Would it be possible to provide dump files containing all crates on crates.io?
This would be very helpful for:
- Scientists wanting to analyze the data
- Future mars colonists. Their ping times will definitely suck!
- Digital preppers preparing for the next apocalypse where hacked thermostats DDOS level3 or something
- Generally anyone who doesn’t want to rely on the internet for everything, e.g. who wants to be able to use Rust while being completely offline e.g. on planes/trains/etc.
- People in remote places like behind the great firewall of china, or on the falkland islands (falklands only have satellite internet, can you imagine that?). They obviously can’t download a dump, but one can download it once and then use it to set up a mirror.
Other projects like Wikipedia offer similar dumps already.

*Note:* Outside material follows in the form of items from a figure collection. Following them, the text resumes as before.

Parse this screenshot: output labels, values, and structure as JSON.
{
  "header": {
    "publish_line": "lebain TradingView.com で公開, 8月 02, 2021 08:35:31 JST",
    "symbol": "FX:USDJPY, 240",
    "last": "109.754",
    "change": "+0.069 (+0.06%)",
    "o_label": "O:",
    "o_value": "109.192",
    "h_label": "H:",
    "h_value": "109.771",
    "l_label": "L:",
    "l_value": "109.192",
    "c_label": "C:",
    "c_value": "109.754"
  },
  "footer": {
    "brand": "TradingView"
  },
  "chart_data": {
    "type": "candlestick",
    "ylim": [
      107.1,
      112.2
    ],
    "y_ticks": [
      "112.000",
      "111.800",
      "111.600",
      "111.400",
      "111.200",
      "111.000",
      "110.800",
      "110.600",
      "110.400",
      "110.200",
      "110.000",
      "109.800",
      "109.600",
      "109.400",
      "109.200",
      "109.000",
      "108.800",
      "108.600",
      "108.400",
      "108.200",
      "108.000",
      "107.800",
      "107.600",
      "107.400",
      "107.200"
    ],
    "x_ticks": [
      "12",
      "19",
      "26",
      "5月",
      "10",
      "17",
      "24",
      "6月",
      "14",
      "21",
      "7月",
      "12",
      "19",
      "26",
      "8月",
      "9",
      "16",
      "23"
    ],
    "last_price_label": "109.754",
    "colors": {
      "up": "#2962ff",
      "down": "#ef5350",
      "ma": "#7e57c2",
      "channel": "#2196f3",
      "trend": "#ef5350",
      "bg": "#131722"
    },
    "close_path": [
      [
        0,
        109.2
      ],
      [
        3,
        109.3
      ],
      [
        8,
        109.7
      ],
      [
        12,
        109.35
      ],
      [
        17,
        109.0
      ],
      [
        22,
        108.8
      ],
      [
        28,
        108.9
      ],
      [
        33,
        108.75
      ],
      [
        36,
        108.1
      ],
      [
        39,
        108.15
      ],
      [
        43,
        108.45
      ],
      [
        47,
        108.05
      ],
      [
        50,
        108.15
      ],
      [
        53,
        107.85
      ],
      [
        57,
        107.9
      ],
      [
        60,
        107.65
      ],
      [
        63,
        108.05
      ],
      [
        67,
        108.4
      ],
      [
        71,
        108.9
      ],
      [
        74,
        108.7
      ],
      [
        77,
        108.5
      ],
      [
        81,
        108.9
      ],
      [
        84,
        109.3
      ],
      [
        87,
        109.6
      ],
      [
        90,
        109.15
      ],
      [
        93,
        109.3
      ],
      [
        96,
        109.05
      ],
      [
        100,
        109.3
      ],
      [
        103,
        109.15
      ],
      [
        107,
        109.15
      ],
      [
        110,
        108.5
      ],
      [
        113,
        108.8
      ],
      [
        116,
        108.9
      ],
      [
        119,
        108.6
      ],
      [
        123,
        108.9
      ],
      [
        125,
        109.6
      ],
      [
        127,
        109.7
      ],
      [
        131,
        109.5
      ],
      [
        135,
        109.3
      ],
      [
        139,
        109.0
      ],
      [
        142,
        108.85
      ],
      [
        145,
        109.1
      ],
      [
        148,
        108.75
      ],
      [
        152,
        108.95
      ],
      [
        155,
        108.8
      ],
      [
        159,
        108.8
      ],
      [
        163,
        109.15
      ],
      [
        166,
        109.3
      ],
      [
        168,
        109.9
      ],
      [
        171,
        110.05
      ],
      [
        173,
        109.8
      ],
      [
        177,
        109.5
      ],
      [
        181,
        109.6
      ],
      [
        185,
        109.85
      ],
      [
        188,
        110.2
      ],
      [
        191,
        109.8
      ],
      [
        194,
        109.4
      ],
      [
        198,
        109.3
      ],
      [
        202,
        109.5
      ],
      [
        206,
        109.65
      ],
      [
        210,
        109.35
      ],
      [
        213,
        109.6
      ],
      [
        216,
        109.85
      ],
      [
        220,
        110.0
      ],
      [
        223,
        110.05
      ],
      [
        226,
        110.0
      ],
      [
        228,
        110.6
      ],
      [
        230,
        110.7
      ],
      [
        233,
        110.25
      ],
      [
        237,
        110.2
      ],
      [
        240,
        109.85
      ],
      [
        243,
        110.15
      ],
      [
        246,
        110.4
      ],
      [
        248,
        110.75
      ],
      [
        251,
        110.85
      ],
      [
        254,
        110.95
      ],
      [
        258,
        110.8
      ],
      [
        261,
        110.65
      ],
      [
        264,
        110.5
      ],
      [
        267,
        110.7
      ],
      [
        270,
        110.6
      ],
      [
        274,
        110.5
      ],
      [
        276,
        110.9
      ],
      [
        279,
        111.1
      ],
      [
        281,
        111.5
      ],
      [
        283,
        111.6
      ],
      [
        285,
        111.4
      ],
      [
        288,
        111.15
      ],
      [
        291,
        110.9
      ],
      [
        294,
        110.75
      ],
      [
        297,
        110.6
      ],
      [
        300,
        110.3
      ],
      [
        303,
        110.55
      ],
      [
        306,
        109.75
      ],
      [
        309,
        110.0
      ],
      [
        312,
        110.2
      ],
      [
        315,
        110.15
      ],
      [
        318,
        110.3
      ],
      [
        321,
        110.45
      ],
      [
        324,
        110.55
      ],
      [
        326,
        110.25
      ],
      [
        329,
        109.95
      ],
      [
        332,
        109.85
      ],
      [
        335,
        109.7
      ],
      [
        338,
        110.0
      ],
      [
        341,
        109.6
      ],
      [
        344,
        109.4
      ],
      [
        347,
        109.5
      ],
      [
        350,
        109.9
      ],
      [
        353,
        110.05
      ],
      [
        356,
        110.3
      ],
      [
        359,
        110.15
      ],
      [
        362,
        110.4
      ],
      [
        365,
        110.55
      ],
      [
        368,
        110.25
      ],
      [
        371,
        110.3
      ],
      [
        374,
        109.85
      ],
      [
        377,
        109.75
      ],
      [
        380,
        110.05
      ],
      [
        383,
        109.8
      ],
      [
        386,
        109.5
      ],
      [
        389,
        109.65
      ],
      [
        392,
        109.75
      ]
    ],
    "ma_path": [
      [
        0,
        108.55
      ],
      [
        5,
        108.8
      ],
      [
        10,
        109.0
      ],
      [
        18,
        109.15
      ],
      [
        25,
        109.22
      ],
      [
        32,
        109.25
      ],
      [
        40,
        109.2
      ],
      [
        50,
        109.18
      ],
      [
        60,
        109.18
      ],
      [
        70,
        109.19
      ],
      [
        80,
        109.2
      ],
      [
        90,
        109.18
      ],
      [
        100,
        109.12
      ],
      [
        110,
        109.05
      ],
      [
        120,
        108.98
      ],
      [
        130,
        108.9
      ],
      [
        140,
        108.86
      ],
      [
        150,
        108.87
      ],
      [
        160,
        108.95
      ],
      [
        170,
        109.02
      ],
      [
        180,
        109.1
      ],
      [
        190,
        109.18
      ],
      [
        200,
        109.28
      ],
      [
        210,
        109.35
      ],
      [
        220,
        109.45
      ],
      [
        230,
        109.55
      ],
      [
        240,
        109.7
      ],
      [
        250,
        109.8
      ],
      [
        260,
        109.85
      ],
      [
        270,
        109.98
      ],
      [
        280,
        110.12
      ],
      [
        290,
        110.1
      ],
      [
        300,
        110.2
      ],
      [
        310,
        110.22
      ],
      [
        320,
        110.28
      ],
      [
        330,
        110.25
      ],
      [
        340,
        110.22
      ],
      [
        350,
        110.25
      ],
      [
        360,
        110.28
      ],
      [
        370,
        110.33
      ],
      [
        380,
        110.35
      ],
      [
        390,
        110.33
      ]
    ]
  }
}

I’ve recently used crates-mirror to get 7997 crates of the 8089 crates currently on crates.io. But this method is not perfect. You have to download each crate separately, leading to a non trivial overhead in HTTP/TLS negotiations. Also, obviously, it might get in trouble with anti abuse systems.
My download of crates.io and the directory with the .crate files right now takes 6 GB storage space. So its of definitely manageable size. In comparison: wikipedia dumps take tens of gigabytes. And this is before very easy optimisations are applied, like only storing the diffs between .crate files.
Implementation wise it could be e.g. a weekly job, that creates combined .tar.gz/zip files, and uploads them to static.rlo or somewhere else. As crates.io is addition only, its okay to delete old dumps.